No intervalo entre 12 e 20%, a cidade se encontra em alerta. Evitar aglomerações em locais fechados, usar soro fisiológico e não fazer atividade e trabalhos pesados entre 10 e 16 horas são algumas das recomendações para essa situação.

Quando a umidade estiver abaixo de 12%, temos o estado de emergência. É um período crítico em que deve-se evitar o ar livre e cuidar especialmente das crianças, além de seguir todas as recomendações indicadas nos outros níveis. 

Onde aplicar?

Qualquer ambiente que necessite de vigilância de umidade constante deve conter um termo-higrômetro. Dessa forma, evitam-se uma série de problemas que incidem em diversas áreas, como por exemplo: 

  • Áreas de cultivo de plantas, afinal, assim como nós, as plantas precisam de um ambiente propício para crescerem de forma saudável. Elas necessitam de uma atmosfera equilibrada, com grau normal de umidade.
  • Despensas de alimentos, que devem ser guardados em locais secos, com pouca umidade, nas fábricas de fermentação como as de cerveja. A umidade pode alterar o processo e a qualidade desses produtos;
  • Incubadoras farmacêuticas e revestimento de remédios, que podem ter sua fórmula alterada e possibilitar surgimento de bactérias diferentes das utilizadas nos medicamentos;
  • Espaços que guardam imagens antigas e obras de arte para evitar que sejam danificadas. Estúdios de gravação e segmentos da indústria também precisam controlar os níveis de umidade para preservar a qualidade do produto final. 

Termo-higrômetro: qual escolher?

Alguns termo-higrômetros contam com medidores externos acoplados, constituídos de um sensor que pode ser posicionado onde se deseja obter as variáveis. Outros podem fazer o registro de temperatura e umidade em períodos pré-determinados (datalogger), possibilitando o acompanhamento da variação dos fatores na própria tela, com conexão USB ou via Bluetooth.
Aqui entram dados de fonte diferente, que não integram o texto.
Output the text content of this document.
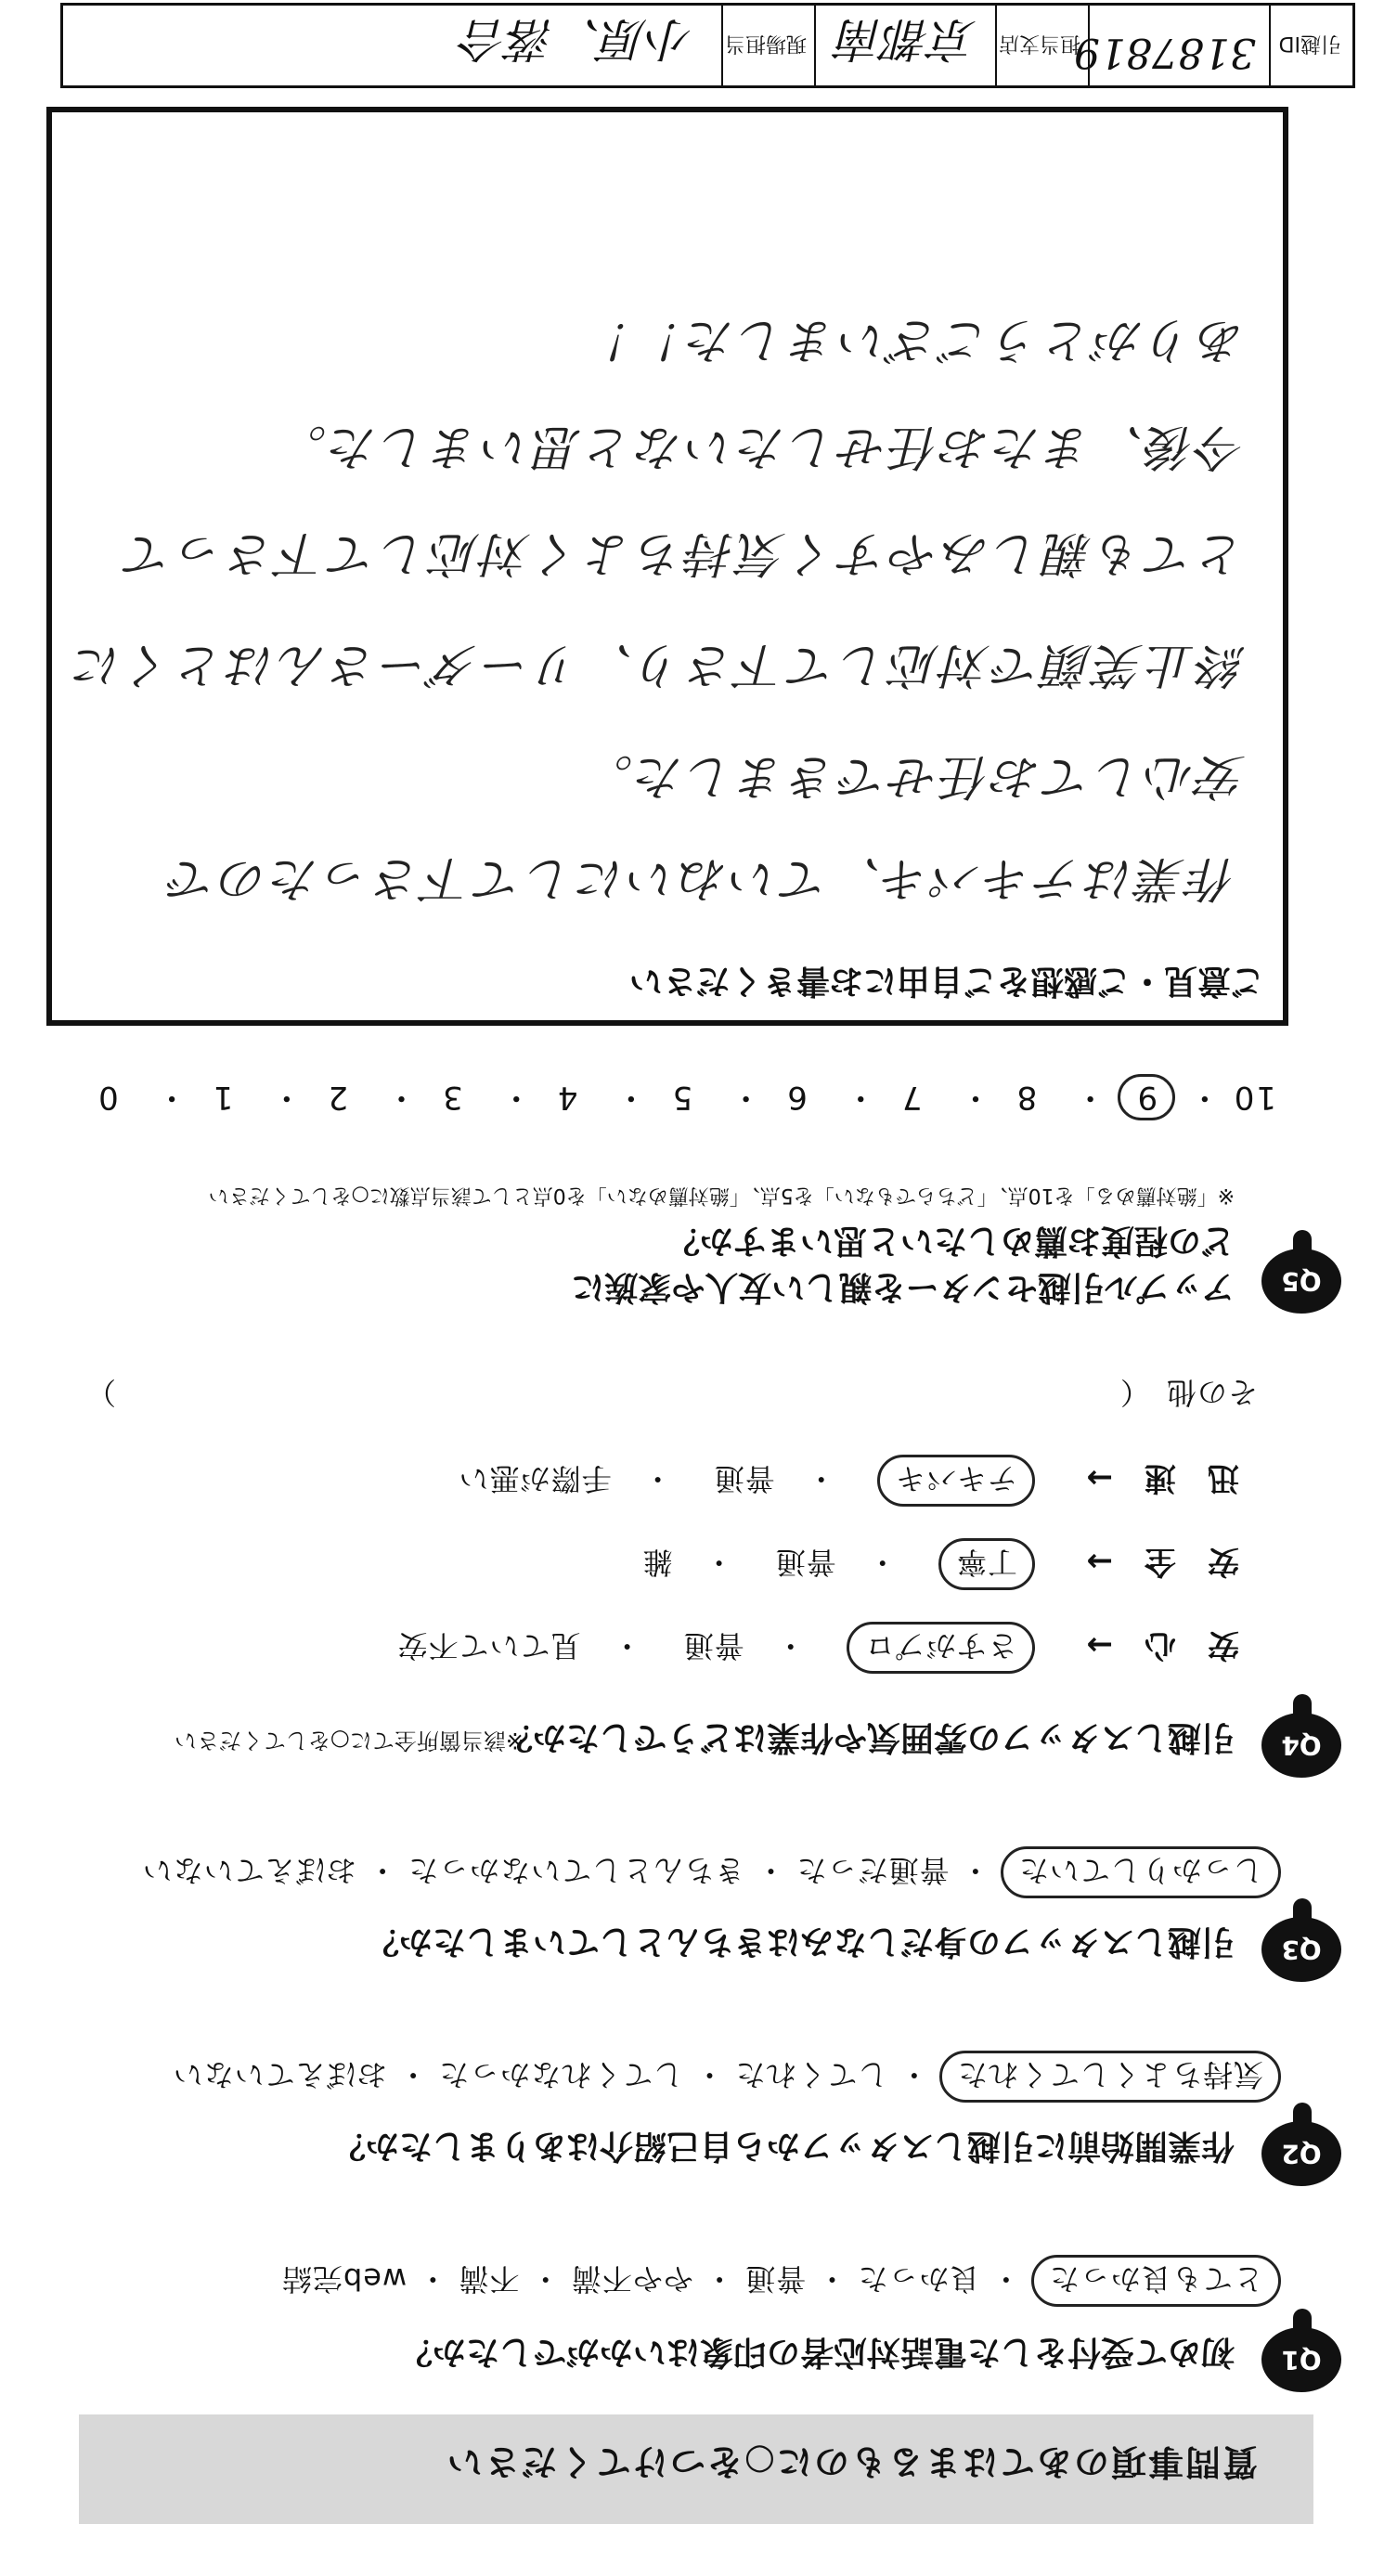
質問事項のあてはまるものに○をつけてください
Q1
初めて受付をした電話対応者の印象はいかがでしたか？
とても良かった ・ 良かった ・ 普通 ・ やや不満 ・ 不満 ・ web完結
Q2
作業開始前に引越しスタッフから自己紹介はありましたか？
気持ちよくしてくれた ・ してくれた ・ してくれなかった ・ おぼえていない
Q3
引越しスタッフの身だしなみはきちんとしていましたか？
しっかりしていた ・ 普通だった ・ きちんとしていなかった ・ おぼえていない
Q4
引越しスタッフの雰囲気や作業はどうでしたか？
※該当箇所全てに○をしてください
安　心　→
さすがプロ 　・　普通 　・　見ていて不安
安　全　→
丁寧 　・　普通 　・　雑
迅　速　→
テキパキ 　・　普通 　・　手際が悪い
その他　（
）
Q5
アップル引越センターを親しい友人や家族に
どの程度お薦めしたいと思いますか？
※「絶対薦める」を10点、「どちらでもない」を5点、「絶対薦めない」を0点として該当点数に○をしてください
10 ・ 9 ・   8  ・   7  ・   6  ・   5  ・   4  ・   3  ・   2  ・   1  ・   0
ご意見・ご感想をご自由にお書きください
作業はテキパキ、ていねいにして下さったので
安心してお任せできました。
終止笑顔で対応して下さり、リーダーさんはとくに
とても親しみやすく気持ちよく対応して下さって
今後、またお任せしたいなと思いました。
ありがとうございました！！
引越ID
3187819
担当支店
京都南
現場担当
小原、落合
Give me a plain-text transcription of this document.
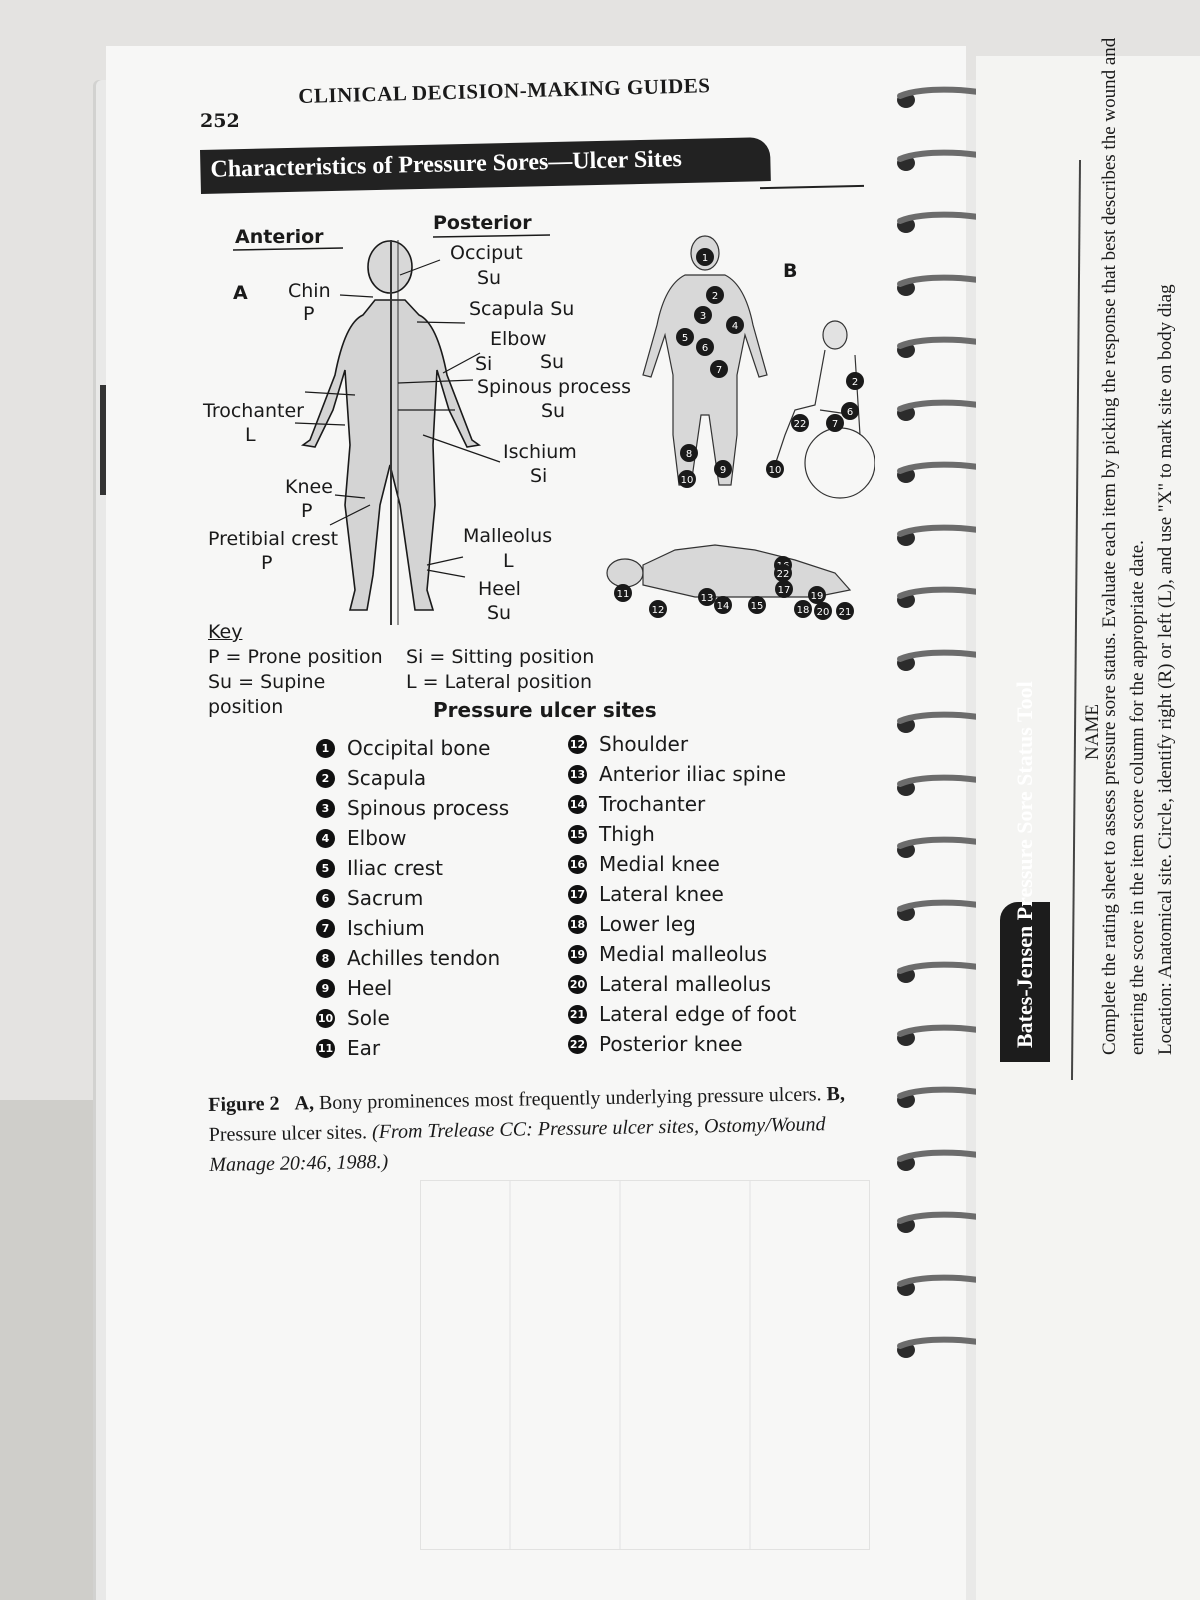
252
CLINICAL DECISION-MAKING GUIDES
Characteristics of Pressure Sores—Ulcer Sites
Anterior
Posterior
A
Occiput
Su
Chin
P	Scapula Su
Elbow
Si	Su
Spinous process
Su
Trochanter
L
Ischium
Si
Knee
P
Pretibial crest
P
Malleolus
L
Heel
Su
B
1
2
3
4
5
6
7
8
9
10
2
6
7
22
10
11
12
13
14 15
17
18
19
20 21
22
Key
P = Prone position	Si = Sitting position
Su = Supine position
L = Lateral position
Pressure ulcer sites
1 Occipital bone
2 Scapula
3 Spinous process
4 Elbow
5 Iliac crest
6 Sacrum
7 Ischium
8 Achilles tendon
9 Heel
10 Sole
11 Ear
12 Shoulder
13 Anterior iliac spine
14 Trochanter
15 Thigh
16 Medial knee
17 Lateral knee
18 Lower leg
19 Medial malleolus
20 Lateral malleolus
21 Lateral edge of foot
22 Posterior knee
Figure 2 A, Bony prominences most frequently underlying pressure ulcers. B, Pressure ulcer sites. (From Trelease CC: Pressure ulcer sites, Ostomy/Wound Manage 20:46, 1988.)
NAME
Complete the rating sheet to assess pressure sore status. Evaluate each item by picking the response that best describes the wound and entering the score in the item score column for the appropriate date. Location: Anatomical site. Circle, identify right (R) or left (L), and use "X" to mark site on body diag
O mercado oferta ainda aparelhos com sensor que conseguem detectar a umidade em até 100 metros de distância do local, em ambientes internos e externos. Alguns podem realizar a previsão de temperatura, armazenar dados de temperaturas e suas amplitudes mínima e máxima, além de possuir relógio, calendário e alarme.

Como calibrar o termo-higrômetro?

O equipamento possui um sensor que é responsável por aferir os dados do ar. Esse sensor é sensível ao vapor e às temperaturas que são medidas. Como se trata de um processo mecânico, qualquer desajuste pode gerar erro de informação.

Para evitar o aumento da margem de erro, o instrumento precisa passar por calibragem conforme as orientações do fabricante e sempre que for usado, para que aponte os dados em sua mais fiel correção. 

Os termo-higrômetros digitais não precisam ser calibrados de forma independente, e normalmente apresentam margem de erro na medição de 1 a 3%, dependendo da qualidade do instrumento.